When we came to the kindertransport exhibit, our guide, Veronique Jonas pointed out the picture of Magie as a young girl. A class from the local nursing school, there as part of their medical ethical training, looked on. As they realized that the girl on the wall and the woman with the walker were one and the same, they fell silent. You could almost see the connections being made in their minds in real time, that this wasn’t a museum — Magie was a real person, their neighbor, who had built her life in Dallas.
Before leaving, we stopped by the museum offices, still sparkly and neat, with rows of double-screened workstations staffed by budding historians, graphic artists, and museum educators. When Magie entered, she was a celebrity; my family was clearly not the only one to adopt her as honorary bubbe. Magie asked about every staff member’s partner or spouse or children, and how they had all been faring through the pandemic. Seeing the love of our 90-something companion for these awesome young staff members was better than any museum exhibit.

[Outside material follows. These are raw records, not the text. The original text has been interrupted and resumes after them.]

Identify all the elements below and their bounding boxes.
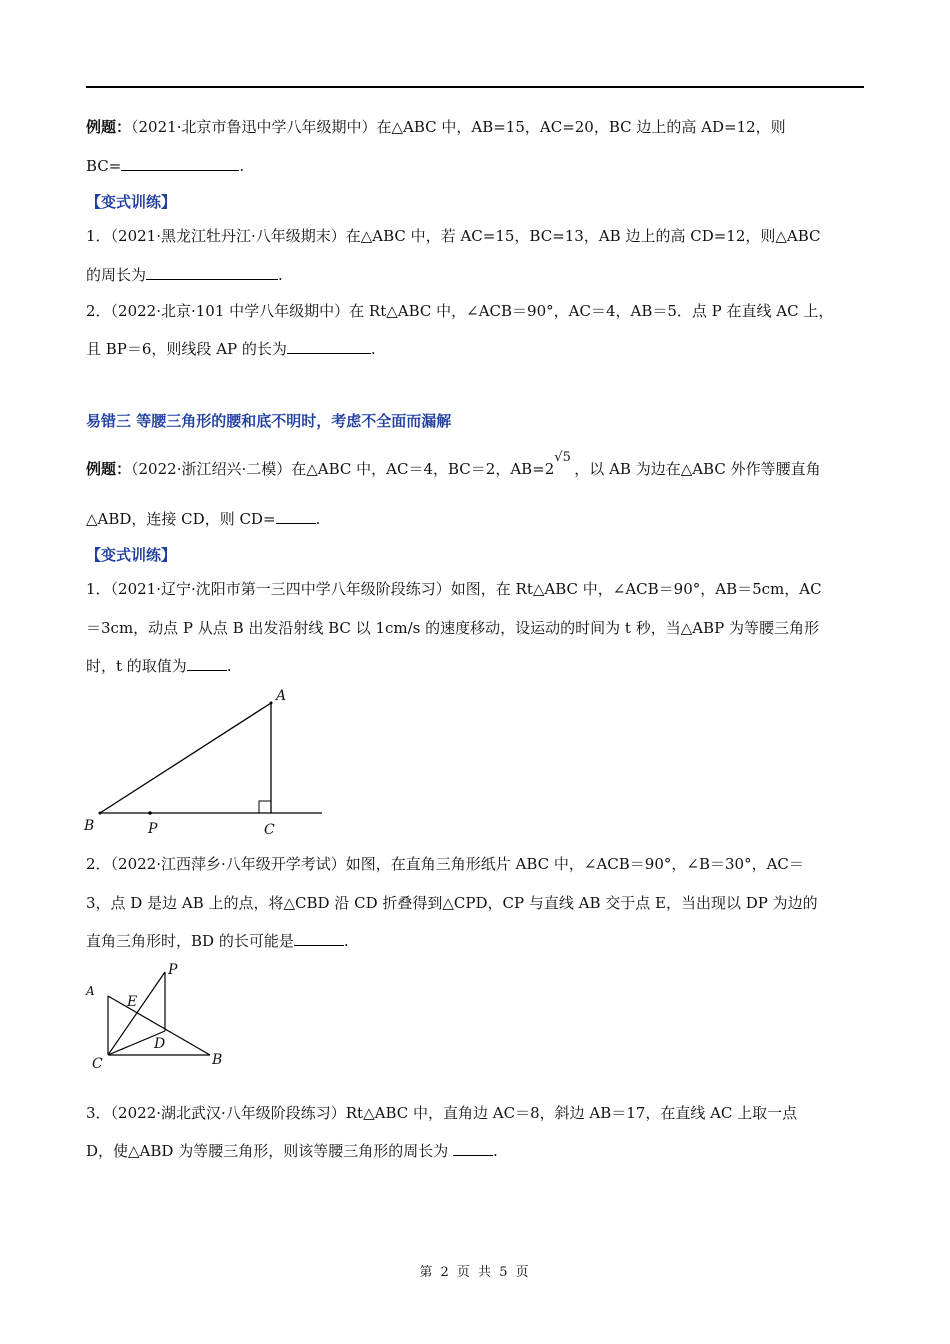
label-c: C — [92, 1056, 103, 1072]
label-a: A — [276, 688, 287, 704]
answer-blank[interactable] — [287, 339, 371, 354]
example2-line1 — [86, 450, 866, 482]
point-b — [99, 812, 102, 815]
example2-suffix: . — [315, 510, 321, 528]
v2-q3-prefix: D，使△ABD 为等腰三角形，则该等腰三角形的周长为 — [86, 1142, 453, 1160]
answer-blank[interactable] — [294, 931, 344, 946]
example1-text: （2021·北京市鲁迅中学八年级期中）在△ABC 中，AB=15，AC=20，BC 边上的高 AD=12，则 — [131, 118, 786, 136]
variant-heading-2: 【变式训练】 — [86, 546, 177, 564]
label-b: B — [84, 818, 95, 834]
example1-line1 — [86, 116, 866, 138]
page-footer: 第 2 页 共 5 页 — [419, 1265, 531, 1280]
point-p — [148, 811, 152, 815]
example2-line2 — [86, 508, 866, 530]
answer-blank[interactable] — [187, 656, 227, 671]
right-angle-mark — [259, 801, 271, 813]
v1-q1-line1: 1．（2021·黑龙江牡丹江·八年级期末）在△ABC 中，若 AC=15，BC=13，AB 边上的高 CD=12，则△ABC — [86, 227, 821, 245]
variant-heading-1: 【变式训练】 — [86, 193, 177, 211]
label-d: D — [154, 1036, 166, 1052]
v2-q1-line3 — [86, 655, 866, 677]
answer-blank[interactable] — [121, 156, 239, 171]
example1-answer-prefix: BC= — [86, 157, 122, 175]
line-ab — [100, 703, 271, 813]
sqrt-five: √5 — [554, 450, 571, 465]
header-rule — [86, 86, 864, 88]
v2-q1-prefix: 时，t 的取值为 — [86, 657, 187, 675]
label-a: A — [86, 984, 95, 998]
figure-folded-triangle — [80, 958, 250, 1076]
example2-text-b: ，以 AB 为边在△ABC 外作等腰直角 — [574, 460, 821, 478]
label-p: P — [148, 821, 158, 837]
example1-answer-suffix: . — [239, 157, 245, 175]
v2-q3-line1: 3．（2022·湖北武汉·八年级阶段练习）Rt△ABC 中，直角边 AC＝8，斜边 AB＝17，在直线 AC 上取一点 — [86, 1104, 798, 1122]
v2-q2-line3 — [86, 930, 866, 952]
v1-q1-prefix: 的周长为 — [86, 266, 147, 284]
label-p: P — [168, 962, 178, 978]
example1-line2 — [86, 155, 866, 177]
example1-label: 例题： — [86, 118, 132, 136]
v2-q2-line1: 2．（2022·江西萍乡·八年级开学考试）如图，在直角三角形纸片 ABC 中，∠ACB＝90°，∠B＝30°，AC＝ — [86, 855, 804, 873]
v2-q1-line1: 1．（2021·辽宁·沈阳市第一三四中学八年级阶段练习）如图，在 Rt△ABC 中，∠ACB＝90°，AB＝5cm，AC — [86, 580, 822, 598]
figure-right-triangle — [80, 682, 340, 842]
section-title: 易错三 等腰三角形的腰和底不明时，考虑不全面而漏解 — [86, 412, 452, 430]
label-c: C — [264, 822, 275, 838]
example2-text-a: （2022·浙江绍兴·二模）在△ABC 中，AC＝4，BC＝2，AB=2 — [131, 460, 555, 478]
v1-q2-line1: 2．（2022·北京·101 中学八年级期中）在 Rt△ABC 中，∠ACB＝90°，AC＝4，AB＝5．点 P 在直线 AC 上， — [86, 302, 834, 320]
answer-blank[interactable] — [146, 265, 278, 280]
v2-q1-suffix: . — [226, 657, 232, 675]
label-e: E — [127, 994, 138, 1010]
v2-q2-prefix: 直角三角形时，BD 的长可能是 — [86, 932, 294, 950]
v1-q2-suffix: . — [370, 340, 376, 358]
answer-blank[interactable] — [453, 1141, 493, 1156]
example2-label: 例题： — [86, 460, 132, 478]
answer-blank[interactable] — [276, 509, 316, 524]
v2-q1-line2: ＝3cm，动点 P 从点 B 出发沿射线 BC 以 1cm/s 的速度移动，设运动的时间为 t 秒，当△ABP 为等腰三角形 — [86, 619, 819, 637]
v1-q1-suffix: . — [278, 266, 283, 284]
point-a — [270, 702, 273, 705]
v2-q3-line2 — [86, 1140, 866, 1162]
v2-q2-line2: 3，点 D 是边 AB 上的点，将△CBD 沿 CD 折叠得到△CPD，CP 与直线 AB 交于点 E，当出现以 DP 为边的 — [86, 894, 818, 912]
v1-q1-line2 — [86, 264, 866, 286]
v2-q3-suffix: . — [492, 1142, 498, 1160]
v1-q2-line2 — [86, 338, 866, 360]
v1-q2-prefix: 且 BP＝6，则线段 AP 的长为 — [86, 340, 287, 358]
label-b: B — [212, 1052, 223, 1068]
example2-prefix: △ABD，连接 CD，则 CD= — [86, 510, 276, 528]
v2-q2-suffix: . — [343, 932, 349, 950]
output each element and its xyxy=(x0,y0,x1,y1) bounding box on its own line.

In the beloved Yehuda Amichai poem, “Tourists,” the poet becomes the mark for a Jerusalem tour guide. He concludes with:
Redemption will come only if their guide tells them,
“You see that arch from the Roman period? It’s not important: but next to it,
left and down a bit, there sits a man who’s bought fruit and vegetables for his family.”
I want a museum for Jewish resilience and renaissance. Must we exclusively remind ourselves of the Nazis that potentially lurk inside each one of us? Do we need to continually debate whether our museums should impart either a distinctly Jewish narrative of unique persecution or a universal story of man’s inhumanity to man?
I am worn down by hearing only the details of how evil takes place, and I want to learn the lessons of replanting seeds in new soil. How do you pick yourself up? What did your parents and grandparents teach you that gave you this strength? What was the energy source that propelled you to new shores to build, and rebuild, and still rebuild again? How did you become a force for love after living in the face of such hatred?
Such hope our people needed to find love in a DP camp, and to start a family without knowing what the next day would bring. Such courage it took to learn Spanish in Buenos Aires, French in Montreal and Paris, English in America, and Hebrew in Israel. Such strength was required to learn a new trade, to build a new business, to start all over. How did you do it?
To paraphrase the poet Amichai, redemption will come only when a Holocaust museum also tells us:
You see that replica of Arbeit Macht Frei? That’s not important, but look out the window. There’s the child of a survivor getting his daughter into a car, taking her to a bat mtizvah lesson.